The presence of these chemicals in the home is blamed for the spiraling increase in the number of cases of Feline Hyperthyroidism. (See Cat Defender post of August 22, 2007 entitled "Indoor Cats Are Dying from Diabetes, Hyperthyroidism, and Various Toxins in the Home.")
They additionally have been blamed for impaired fertility in women, reduced testosterone levels in men, neurological problems in children, and undescended testicles in male babies. (See Deborah Watkins et alii, "Exposure to PBDEs in the Office Environment: Evaluating the Relationship Between Dust, Hand Wipes, and Serum," to be published online June 30th in Environmental Health Perspectives.)
As is the case with PBDEs, the fumes and residue from tobacco and other drugs that are smoked also settle into the the fur of cats and are subsequently ingested with dire consequences when they groom themselves. (See Cat Defender post of October 19, 2007 entitled "Smokers Are Killing Their Cats, Dogs, Birds, and Infants by Continuing to Light Up in Their Presence.")
The fallout from aerosol sprays, asbestos, household cleaning products, and even mold retardants secreted away inside furniture also are killing cats. (See Cat Defender post of October 21, 2010 entitled "Two Thoughtless Old Biddies Crush Thirteen-Month-Old Sheba to Death Underneath an Electric Recliner.")
Even dish and bath water can sicken cats, especially if they should accidentally tumble into either an unattended sink or bathtub and then attempt to lick their fur clean. The same logic applies to other harmful substances, such as paint and oil, that can adhere to their fur and paws.

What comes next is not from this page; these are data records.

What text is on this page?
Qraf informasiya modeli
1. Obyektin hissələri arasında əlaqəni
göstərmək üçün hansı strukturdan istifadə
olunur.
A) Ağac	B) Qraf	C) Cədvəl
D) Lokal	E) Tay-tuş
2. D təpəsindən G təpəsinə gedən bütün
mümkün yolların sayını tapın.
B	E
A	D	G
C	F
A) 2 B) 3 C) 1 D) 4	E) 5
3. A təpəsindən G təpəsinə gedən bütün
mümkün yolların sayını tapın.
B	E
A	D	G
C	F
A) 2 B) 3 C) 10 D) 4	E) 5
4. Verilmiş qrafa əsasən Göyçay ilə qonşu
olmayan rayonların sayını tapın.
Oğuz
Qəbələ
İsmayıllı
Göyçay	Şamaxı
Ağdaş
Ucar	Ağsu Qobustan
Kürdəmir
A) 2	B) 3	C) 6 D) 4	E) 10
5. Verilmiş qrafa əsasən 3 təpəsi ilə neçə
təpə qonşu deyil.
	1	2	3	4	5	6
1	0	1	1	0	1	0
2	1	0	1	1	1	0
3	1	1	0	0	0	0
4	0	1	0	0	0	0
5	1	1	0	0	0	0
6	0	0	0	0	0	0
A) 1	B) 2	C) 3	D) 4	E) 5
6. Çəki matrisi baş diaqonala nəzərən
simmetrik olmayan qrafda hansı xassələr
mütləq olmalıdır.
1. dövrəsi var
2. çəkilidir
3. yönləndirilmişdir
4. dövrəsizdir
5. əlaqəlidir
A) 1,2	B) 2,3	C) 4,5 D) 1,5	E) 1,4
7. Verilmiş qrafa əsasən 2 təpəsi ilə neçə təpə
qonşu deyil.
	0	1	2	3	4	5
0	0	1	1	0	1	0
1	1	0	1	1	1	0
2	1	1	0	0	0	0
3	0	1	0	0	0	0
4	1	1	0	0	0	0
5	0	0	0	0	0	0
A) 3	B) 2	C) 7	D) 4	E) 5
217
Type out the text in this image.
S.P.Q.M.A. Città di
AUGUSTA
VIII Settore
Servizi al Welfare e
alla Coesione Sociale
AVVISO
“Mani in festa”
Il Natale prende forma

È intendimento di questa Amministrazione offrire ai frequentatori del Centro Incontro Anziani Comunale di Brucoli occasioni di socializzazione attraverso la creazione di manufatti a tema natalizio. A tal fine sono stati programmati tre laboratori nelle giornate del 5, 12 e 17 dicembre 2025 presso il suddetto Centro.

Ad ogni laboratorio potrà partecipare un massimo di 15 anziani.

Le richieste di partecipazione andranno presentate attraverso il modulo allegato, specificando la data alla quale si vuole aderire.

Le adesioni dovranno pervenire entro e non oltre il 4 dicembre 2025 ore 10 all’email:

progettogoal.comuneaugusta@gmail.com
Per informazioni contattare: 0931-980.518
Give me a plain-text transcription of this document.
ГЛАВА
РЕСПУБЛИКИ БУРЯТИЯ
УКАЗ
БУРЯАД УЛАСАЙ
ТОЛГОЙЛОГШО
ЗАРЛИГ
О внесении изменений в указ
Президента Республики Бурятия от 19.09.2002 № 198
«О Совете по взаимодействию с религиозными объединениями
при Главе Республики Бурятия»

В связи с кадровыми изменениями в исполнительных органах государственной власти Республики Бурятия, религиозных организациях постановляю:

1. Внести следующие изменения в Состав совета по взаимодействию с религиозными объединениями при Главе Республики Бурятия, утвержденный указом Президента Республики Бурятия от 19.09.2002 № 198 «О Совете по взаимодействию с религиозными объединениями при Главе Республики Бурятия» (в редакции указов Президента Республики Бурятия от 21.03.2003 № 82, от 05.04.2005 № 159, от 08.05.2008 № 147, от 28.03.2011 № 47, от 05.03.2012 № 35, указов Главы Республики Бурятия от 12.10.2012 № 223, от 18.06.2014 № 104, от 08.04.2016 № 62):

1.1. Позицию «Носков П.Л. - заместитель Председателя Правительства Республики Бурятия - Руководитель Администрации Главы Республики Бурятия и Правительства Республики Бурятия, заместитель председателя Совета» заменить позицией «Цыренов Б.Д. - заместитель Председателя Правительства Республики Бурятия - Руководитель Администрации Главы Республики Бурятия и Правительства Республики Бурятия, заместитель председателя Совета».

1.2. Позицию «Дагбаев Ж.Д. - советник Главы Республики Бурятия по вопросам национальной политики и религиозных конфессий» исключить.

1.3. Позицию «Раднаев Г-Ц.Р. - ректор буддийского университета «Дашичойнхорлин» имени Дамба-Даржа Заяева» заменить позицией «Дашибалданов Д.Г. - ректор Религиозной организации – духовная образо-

Since it is well documented that auto, train, and airplane emissions as well as pollutants from coal-fired and nuclear power plants have a deleterious effect upon human health, the same is even truer as far as cats and other animals are concerned. Gritting salt and other chemicals indiscriminately applied to streets and roads during the wintertime in order to melt snow and ice likewise can be lethal to cats. (See Cat Defender post of March 25, 2011 entitled "Compassionate Construction Workers Interrupt Their Busy Day in Order to Rescue Chabot-Matrix from a Stream in Maine.")
Save for relocating elsewhere, there is not a great deal that guardians can do about either outdoor pollution or the machinations of cat-haters. Indoor environments are another matter altogether.
The removal of carpeting, rugs, drapes, and other items that tend to serve as repositories for toxins and dust particles is an essential first step in making indoor environments safe for cats. Twice daily brushings and frequent baths also can go a long way toward reducing the amount of harmful substances that cats ingest while grooming themselves.
Since they are such fastidious animals, cats are going to continue to instinctively groom themselves regardless of the consequences. It therefore is incumbent upon their guardians to ensure that their fur is clean and as free of harmful chemicals and particles as humanly possible.
Photos: Badische Zeitung (Ichenheim cat) and Steffen Schnellhorn of Bild (Lätzchen).